Griffin found her subjects by asking everyone she knew with contacts in different countries if they had a thirteen-year-old daughter, niece, cousin, or friend. Her own thirteen-year-old niece, Kirsten, was included as one of three Americans.

After emailing or exchanging letters, Griffin often traveled to a girl’s home to meet her in person. “The families were amazing and so welcoming to me. The parents would sometimes say I knew more about their daughters than they did,” says Griffin.

Many of the girls shared quite personal feelings. One talked about her parents’ divorce; another of her fears for the future.

“Just before the Iraq war started, I sent an email to the mother of Hadil, the girl in the book who was born in Egypt and now lives in Saudi Arabia, saying that I hope you are all safe,” says Griffin. “Hadil wrote me back saying, this is the most horrible thing, women and children will die, tell everyone you know how we feel here. ”

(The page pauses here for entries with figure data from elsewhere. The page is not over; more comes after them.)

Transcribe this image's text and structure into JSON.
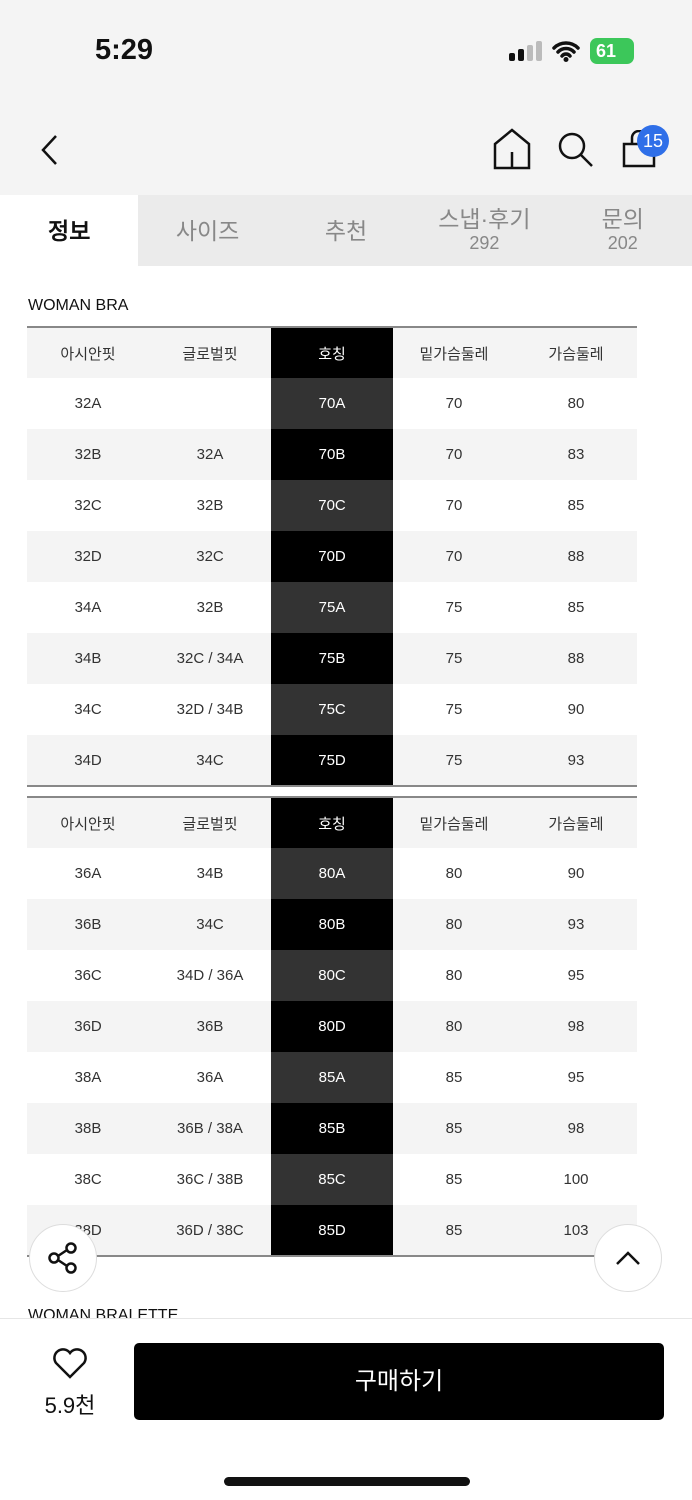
{
  "status": {
    "time": "5:29",
    "battery": "61"
  },
  "header": {
    "cart_count": "15"
  },
  "tabs": [
    {
      "label": "정보",
      "active": true
    },
    {
      "label": "사이즈"
    },
    {
      "label": "추천"
    },
    {
      "label": "스냅·후기",
      "count": "292"
    },
    {
      "label": "문의",
      "count": "202"
    }
  ],
  "section1": {
    "title": "WOMAN BRA"
  },
  "section2": {
    "title": "WOMAN BRALETTE"
  },
  "columns": [
    "아시안핏",
    "글로벌핏",
    "호칭",
    "밑가슴둘레",
    "가슴둘레"
  ],
  "table1": [
    [
      "32A",
      "",
      "70A",
      "70",
      "80"
    ],
    [
      "32B",
      "32A",
      "70B",
      "70",
      "83"
    ],
    [
      "32C",
      "32B",
      "70C",
      "70",
      "85"
    ],
    [
      "32D",
      "32C",
      "70D",
      "70",
      "88"
    ],
    [
      "34A",
      "32B",
      "75A",
      "75",
      "85"
    ],
    [
      "34B",
      "32C / 34A",
      "75B",
      "75",
      "88"
    ],
    [
      "34C",
      "32D / 34B",
      "75C",
      "75",
      "90"
    ],
    [
      "34D",
      "34C",
      "75D",
      "75",
      "93"
    ]
  ],
  "table2": [
    [
      "36A",
      "34B",
      "80A",
      "80",
      "90"
    ],
    [
      "36B",
      "34C",
      "80B",
      "80",
      "93"
    ],
    [
      "36C",
      "34D / 36A",
      "80C",
      "80",
      "95"
    ],
    [
      "36D",
      "36B",
      "80D",
      "80",
      "98"
    ],
    [
      "38A",
      "36A",
      "85A",
      "85",
      "95"
    ],
    [
      "38B",
      "36B / 38A",
      "85B",
      "85",
      "98"
    ],
    [
      "38C",
      "36C / 38B",
      "85C",
      "85",
      "100"
    ],
    [
      "38D",
      "36D / 38C",
      "85D",
      "85",
      "103"
    ]
  ],
  "bottom": {
    "likes": "5.9천",
    "buy_label": "구매하기"
  },
  "colors": {
    "badge": "#2f6fe8",
    "battery": "#3cc75a",
    "highlight_column": "#000000"
  }
}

Girl, 13 was named a finalist in ForeWord Magazine’s Book of the Year for young adult nonfiction, and girls continue to write in to the website (

In a review for the School Library Journal, Elaine Baran Black writes, “Though different from one another, [the girls] seem to share an optimism about themselves and their lives. Thoughtfully presented and wonderfully constructed, the text and the accompanying photographs will be an interesting read not only for middle-grade readers, but also for women’s studies students.”

The inspiration for the book to be about real girls sharing their stories came from Griffin’s own middle-school years.
“My favorite class, when I was growing up back in Valparaiso, Indiana, was World Civilizations,” she says. “We used our Scholastic World Cultures book that profiled real people—‘Dascha and Volchek walked to the commune to collect their meal tickets. . . .’ Those stories fascinated me,” she says. “I especially liked reading about girls my age. So I thought girls today would like that as well.”

As the mother of a two-year-old son, Tobias, Griffin may be writing a Boy, 13 version as well, in a decade or so.—M.J.L.